Our research staff has been able to perform long-term operation of a 200 kW gas-circulating combustion system successfully for over 100 h with NiO/Al2O3 oxygen carrier particles that were produced in large quantities using a pilot-plant spray dryer. After such a result, we are planning to scale-up the process to a 1–10 MW system. Iron oxide, which is relatively cheaper than expensive NiO, has been considered for this step, and nine different types of NiO/Fe2O3/Al2O3 mixed metal oxides were produced by adding iron oxide to NiO with a 22.5–47.5 wt % ratio, adding 30 wt % Al2O3 as support, and finally, forming material using the spray-drying method. Results from both physical property tests [tapping density, particle size analysis, attrition index (AI), porosity analysis, and Brunauer–Emmett–Teller (BET) surface area] and chemical property tests [scanning electron microscopy (SEM), electron probe X-ray microanalysis (EPMA), and X-ray diffraction (XRD)] suggest that a mixed metal oxide of 22.5 wt % NiO, 47.5 wt % Fe2O3, and 30 wt % Al2O3 calcined at 1100 °C is suitable for the fluidized-bed process with excellent oxygen-transfer capability. Oxygen-transfer capability was higher than the theoretical value of N1F2 particles, and it can be explained as spinel Ni(Al,Fe)2O4 solid solution through XRD analysis.
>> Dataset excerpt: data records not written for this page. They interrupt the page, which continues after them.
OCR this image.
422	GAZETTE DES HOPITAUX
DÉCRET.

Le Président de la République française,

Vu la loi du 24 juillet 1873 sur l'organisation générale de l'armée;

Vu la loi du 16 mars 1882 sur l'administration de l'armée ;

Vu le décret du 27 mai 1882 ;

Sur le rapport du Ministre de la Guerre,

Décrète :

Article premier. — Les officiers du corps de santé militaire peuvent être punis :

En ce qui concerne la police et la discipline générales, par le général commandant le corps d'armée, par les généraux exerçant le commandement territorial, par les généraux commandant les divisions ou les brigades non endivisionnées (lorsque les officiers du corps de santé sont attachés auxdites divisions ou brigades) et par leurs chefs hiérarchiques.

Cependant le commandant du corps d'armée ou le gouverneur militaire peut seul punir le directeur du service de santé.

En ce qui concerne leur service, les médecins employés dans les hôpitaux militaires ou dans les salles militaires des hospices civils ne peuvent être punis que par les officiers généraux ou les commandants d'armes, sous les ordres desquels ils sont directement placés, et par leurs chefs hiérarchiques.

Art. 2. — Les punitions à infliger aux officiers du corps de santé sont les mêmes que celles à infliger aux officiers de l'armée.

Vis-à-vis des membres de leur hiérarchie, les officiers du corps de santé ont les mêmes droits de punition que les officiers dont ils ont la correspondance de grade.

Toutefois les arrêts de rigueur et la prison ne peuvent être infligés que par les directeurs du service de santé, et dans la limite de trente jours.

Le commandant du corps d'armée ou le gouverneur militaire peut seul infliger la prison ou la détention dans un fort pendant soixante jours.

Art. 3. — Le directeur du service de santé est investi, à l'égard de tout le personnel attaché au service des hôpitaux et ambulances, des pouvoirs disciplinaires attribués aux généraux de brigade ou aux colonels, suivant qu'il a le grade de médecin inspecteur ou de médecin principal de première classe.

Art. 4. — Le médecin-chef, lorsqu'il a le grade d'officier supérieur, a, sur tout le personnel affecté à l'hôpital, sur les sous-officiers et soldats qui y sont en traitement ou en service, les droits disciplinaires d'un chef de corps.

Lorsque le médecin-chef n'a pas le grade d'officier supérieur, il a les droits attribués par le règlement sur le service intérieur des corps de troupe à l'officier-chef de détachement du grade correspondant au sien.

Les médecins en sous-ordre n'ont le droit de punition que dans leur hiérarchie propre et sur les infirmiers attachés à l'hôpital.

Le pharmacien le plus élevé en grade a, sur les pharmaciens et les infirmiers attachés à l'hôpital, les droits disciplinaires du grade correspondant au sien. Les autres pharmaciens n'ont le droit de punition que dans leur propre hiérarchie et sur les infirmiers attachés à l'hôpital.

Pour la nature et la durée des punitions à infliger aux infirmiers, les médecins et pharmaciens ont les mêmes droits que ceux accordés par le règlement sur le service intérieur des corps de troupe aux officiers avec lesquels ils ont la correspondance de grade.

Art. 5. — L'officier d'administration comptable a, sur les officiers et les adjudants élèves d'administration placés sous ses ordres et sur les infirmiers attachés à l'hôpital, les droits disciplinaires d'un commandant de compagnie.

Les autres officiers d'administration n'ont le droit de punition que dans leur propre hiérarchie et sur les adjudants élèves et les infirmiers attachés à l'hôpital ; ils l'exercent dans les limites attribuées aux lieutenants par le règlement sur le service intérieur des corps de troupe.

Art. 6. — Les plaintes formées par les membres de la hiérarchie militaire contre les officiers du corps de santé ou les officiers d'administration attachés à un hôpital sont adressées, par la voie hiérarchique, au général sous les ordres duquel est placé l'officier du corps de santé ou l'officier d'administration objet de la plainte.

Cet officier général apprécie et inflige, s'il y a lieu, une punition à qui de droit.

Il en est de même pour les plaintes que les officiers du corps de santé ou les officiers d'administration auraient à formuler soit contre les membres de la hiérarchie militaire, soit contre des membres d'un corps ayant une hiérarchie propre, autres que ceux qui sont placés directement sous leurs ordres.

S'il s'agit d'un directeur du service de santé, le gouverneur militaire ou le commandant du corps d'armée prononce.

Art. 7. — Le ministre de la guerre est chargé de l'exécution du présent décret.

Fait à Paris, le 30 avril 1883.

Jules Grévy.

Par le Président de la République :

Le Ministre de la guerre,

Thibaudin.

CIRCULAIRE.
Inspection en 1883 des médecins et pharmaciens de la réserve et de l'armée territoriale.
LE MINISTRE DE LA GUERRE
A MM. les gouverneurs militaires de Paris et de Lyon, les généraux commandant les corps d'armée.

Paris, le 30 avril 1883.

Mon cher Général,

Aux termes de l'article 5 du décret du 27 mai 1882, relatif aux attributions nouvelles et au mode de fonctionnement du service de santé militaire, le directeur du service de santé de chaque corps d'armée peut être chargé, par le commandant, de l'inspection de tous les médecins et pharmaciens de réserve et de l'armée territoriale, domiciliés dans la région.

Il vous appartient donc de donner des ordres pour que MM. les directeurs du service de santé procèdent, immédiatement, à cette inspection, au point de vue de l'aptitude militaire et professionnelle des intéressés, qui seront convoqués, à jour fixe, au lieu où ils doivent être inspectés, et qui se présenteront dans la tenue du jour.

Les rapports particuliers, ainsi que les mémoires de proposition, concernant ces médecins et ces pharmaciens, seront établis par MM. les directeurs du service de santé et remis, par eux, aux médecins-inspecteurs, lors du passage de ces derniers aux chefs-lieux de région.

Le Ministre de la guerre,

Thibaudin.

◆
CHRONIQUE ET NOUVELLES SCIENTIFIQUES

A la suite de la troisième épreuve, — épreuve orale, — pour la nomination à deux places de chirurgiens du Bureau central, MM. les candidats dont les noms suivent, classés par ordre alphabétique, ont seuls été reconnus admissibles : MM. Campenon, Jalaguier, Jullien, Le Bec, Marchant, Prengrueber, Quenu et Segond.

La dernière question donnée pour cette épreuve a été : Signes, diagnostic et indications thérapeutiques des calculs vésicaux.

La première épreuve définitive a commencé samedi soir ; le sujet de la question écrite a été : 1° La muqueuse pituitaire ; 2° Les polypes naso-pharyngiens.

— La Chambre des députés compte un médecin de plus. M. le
It is believed that mixed metal oxides produced are good candidates for media-circulating combustion of the fluidized-bed process for the large capacity of a 1–10 MW system for the future. Because oxygen-transfer capability of the mixed metal oxides was maintained without degradation after multiple cycles and despite the oxidation rate being relatively slow, the reduction rate was very fast.